You'll be a burden onto someone.
Don't celebrate yourself,
You'll look arrogant.
Don't admit you're wrong.
You'll lose respect.
That one I know well.
I see it all the time.
And that voice,
That voice is a part.
It's a part that learned at a very young age the rules of the family.
It's trying to protect you.
It's trying to keep you safe from the rejection,
The shame,
The judgment.
Being ostracized,
You experienced when you were young.
So when you notice this resistance,
Don't fight it.
Simply acknowledge it.
Say I see you.
Place a hand on wherever you feel it,
In your gut,
In your chest,
On the bottom of your throat.
Just say,
I see you.
I know you're scared,
But we're safe now.
We can say those words.
You know,
I didn't used to say that.
What I used to say.
I see you.
I hear you.
I understand you.
I feel you.
Whenever something showed up,
That's what I would say.
That became my mantra.
I see you,
I hear you,
I feel you,
I understand you.
Or like I said in the last session,
Go for a walk.
Turn on the voice node.
And ask yourself that question.
And then just talk.
It depends on if you're a talker or a writer.
More talk,
I think.
And the last thing.
Fourth and last and final thing is learn to receive when others say them to you.
When someone says,
I'm proud of you,
Don't deflect,
Just say,
Thank you.
When someone says,
I'm sorry,
Don't minimize,
Say.
I appreciate that.
When someone offers you help,
Don't refuse.
Say thank you.
I need it.
Because learning to receive these words is just as important as learning to say them.
When you can do both,
When we can say them and receive them,
Everything changes.
And as I said before,
We can learn these words.
Even if we never learned them in our families.
Even if it feels awkward now.
You feel vulnerable,
You feel like you sound silly.
You can learn them.
And when you do,
Relationships completely transform.
Because you're no longer repeating patterns.
You're no longer avoiding the words that create connection.
He's saying,
I'm sorry.
And repairing what's broken.
Is saying I need help.
Letting people in.
You're saying,
I'm proud of you and celebrating the people you love,
Celebrating what you've done.
Saying I was wrong.
And taking accountability.
And in doing that.
You say the words.
In your spaces and your family.
That they get accustomed to hearing.
And they get accustomed to receiving.
And you become that person who breaks the cycle.
Don't let it carry on.
And this is where.
.
.
Listening to your parts.
Comes into play as well.
It's about your gut.
You know,
We spoke about this before about.
.
.
Training yourself to learn.
Don't listen to your gut.
You're right,
Yes.
Saying these words.
You don't just shoot them off and fire them off,
You say them to the people who deserve to hear them.
I'll say that again,
You say them to the people who deserve to hear them.

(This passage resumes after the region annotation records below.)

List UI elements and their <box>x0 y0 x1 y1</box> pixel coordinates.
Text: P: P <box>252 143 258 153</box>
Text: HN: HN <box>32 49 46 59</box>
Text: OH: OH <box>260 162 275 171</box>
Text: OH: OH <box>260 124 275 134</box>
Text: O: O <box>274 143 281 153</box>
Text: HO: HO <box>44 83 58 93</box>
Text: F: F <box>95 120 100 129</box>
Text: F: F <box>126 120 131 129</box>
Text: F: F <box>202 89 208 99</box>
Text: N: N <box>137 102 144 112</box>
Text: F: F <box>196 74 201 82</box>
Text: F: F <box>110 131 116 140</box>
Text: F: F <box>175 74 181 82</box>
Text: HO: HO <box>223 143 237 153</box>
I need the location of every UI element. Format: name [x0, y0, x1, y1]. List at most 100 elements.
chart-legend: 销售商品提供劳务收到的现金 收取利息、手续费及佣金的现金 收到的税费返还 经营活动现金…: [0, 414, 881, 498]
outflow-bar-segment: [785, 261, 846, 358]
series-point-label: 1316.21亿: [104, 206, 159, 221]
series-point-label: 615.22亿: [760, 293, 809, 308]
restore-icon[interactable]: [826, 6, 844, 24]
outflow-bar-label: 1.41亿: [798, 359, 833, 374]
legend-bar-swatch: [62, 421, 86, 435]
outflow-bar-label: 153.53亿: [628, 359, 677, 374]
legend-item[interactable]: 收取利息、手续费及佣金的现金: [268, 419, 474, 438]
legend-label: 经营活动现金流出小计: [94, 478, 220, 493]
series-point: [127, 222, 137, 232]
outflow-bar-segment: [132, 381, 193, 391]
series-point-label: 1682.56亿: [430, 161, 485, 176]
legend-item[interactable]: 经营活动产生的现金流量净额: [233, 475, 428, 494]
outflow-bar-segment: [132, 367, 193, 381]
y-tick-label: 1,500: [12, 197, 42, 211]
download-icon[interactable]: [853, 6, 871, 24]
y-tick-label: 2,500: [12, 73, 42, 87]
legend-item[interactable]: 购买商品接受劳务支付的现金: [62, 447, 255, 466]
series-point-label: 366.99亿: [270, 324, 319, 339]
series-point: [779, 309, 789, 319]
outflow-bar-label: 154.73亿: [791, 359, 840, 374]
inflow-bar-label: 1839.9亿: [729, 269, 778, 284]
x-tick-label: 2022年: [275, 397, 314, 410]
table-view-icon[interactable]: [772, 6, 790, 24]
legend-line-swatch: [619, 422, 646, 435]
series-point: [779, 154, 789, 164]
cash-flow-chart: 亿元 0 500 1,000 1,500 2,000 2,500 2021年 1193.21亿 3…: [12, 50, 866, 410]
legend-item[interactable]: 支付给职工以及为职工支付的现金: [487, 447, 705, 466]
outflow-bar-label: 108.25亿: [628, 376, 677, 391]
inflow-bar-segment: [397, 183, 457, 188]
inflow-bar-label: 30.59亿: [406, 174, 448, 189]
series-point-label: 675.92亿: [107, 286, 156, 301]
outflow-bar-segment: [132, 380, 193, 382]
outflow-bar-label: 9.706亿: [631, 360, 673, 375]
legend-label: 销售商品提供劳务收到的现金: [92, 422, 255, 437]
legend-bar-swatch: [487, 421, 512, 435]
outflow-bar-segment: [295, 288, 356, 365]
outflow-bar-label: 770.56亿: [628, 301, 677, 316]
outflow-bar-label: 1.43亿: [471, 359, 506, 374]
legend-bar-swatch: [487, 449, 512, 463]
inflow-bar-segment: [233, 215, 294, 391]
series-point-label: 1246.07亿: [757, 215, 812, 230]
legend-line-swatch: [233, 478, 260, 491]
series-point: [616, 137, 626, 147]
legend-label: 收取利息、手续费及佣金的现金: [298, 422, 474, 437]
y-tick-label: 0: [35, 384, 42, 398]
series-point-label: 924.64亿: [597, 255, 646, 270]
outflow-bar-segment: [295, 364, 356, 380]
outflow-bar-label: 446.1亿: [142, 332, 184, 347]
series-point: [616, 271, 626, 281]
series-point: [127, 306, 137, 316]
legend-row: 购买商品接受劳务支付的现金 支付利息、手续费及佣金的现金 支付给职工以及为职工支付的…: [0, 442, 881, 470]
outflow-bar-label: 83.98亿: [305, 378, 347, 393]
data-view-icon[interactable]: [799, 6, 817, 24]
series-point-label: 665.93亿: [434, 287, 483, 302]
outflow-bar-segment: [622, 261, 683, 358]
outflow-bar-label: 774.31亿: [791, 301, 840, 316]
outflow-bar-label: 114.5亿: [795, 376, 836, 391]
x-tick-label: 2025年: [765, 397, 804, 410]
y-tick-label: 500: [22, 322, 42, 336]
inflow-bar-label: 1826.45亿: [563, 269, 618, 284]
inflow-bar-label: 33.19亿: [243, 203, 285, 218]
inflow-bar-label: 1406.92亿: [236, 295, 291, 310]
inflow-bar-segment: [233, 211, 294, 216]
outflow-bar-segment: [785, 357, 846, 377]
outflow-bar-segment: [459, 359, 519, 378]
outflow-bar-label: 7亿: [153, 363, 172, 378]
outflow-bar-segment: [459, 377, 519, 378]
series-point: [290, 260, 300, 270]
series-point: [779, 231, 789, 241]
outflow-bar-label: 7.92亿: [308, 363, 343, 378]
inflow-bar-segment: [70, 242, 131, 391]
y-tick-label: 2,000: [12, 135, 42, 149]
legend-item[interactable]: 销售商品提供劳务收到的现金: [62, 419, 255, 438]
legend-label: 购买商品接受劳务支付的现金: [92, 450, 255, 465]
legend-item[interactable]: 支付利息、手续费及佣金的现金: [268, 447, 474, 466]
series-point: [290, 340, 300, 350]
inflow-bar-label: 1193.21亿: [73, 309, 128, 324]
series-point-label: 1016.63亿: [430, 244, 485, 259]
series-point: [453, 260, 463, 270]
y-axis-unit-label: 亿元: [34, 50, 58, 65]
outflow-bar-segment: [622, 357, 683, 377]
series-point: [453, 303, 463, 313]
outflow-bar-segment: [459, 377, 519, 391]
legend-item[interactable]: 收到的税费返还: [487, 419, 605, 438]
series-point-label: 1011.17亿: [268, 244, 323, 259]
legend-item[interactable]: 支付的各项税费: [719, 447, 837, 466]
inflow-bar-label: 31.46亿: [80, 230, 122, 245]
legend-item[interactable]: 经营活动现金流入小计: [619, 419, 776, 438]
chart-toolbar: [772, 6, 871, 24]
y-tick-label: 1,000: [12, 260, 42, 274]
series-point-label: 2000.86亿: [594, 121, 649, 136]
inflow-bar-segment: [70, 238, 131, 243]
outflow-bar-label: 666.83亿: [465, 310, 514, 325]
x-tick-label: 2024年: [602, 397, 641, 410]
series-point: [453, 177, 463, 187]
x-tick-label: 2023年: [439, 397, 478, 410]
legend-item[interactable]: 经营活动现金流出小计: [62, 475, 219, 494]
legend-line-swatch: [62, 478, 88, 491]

And you know who they are.
First of all.
.
.
I want you all.
To become your own cheerleader.
Really good friend of mine.
Sarah Coons.
Said this to me once and it just hit home.
We all need to become our own care leader.
Acknowledge the things that you do.
Tell yourself that you're proud of yourself.
Speak to yourself.
Have an engagement,
Have a connection.
This is what I talk about in terms of becoming your best friend,
Because I am my best friend.
In her mind.
Son and daughter ask me all this all the time,
They're like,
Dad,
Who's your best friend?
And now my son knows.
But I ask him then,
Because I say it's myself.
That's myself.
And it's mommy and it's you guys.
Become your own cheerleader.
If you take nothing away from this whole.
50 or 40 odd minutes.
Please just take that.
Acknowledge the things that you do,
No matter how small or how insignificant you think they are.
Start there.
Tell yourself that you're proud.
And tell people that you're proud of the things that you've done.
So if you recognize yourself in anything that we've spoken about today.
Realize these are words that you never learned to say.
I want you to hear this from someone who has walked this journey.
It's not too late to start.
You can learn how to do it now,
You can practice,
You can say,
You can receive,
And when you do.
.
.
You heal,
We heal,
We all heal.
Not just in yourself.
But in all those who are around you and all those who follow you.
You'll be the one who learned to say what your family never could.
And that's the work.
And I'm always here walking with you.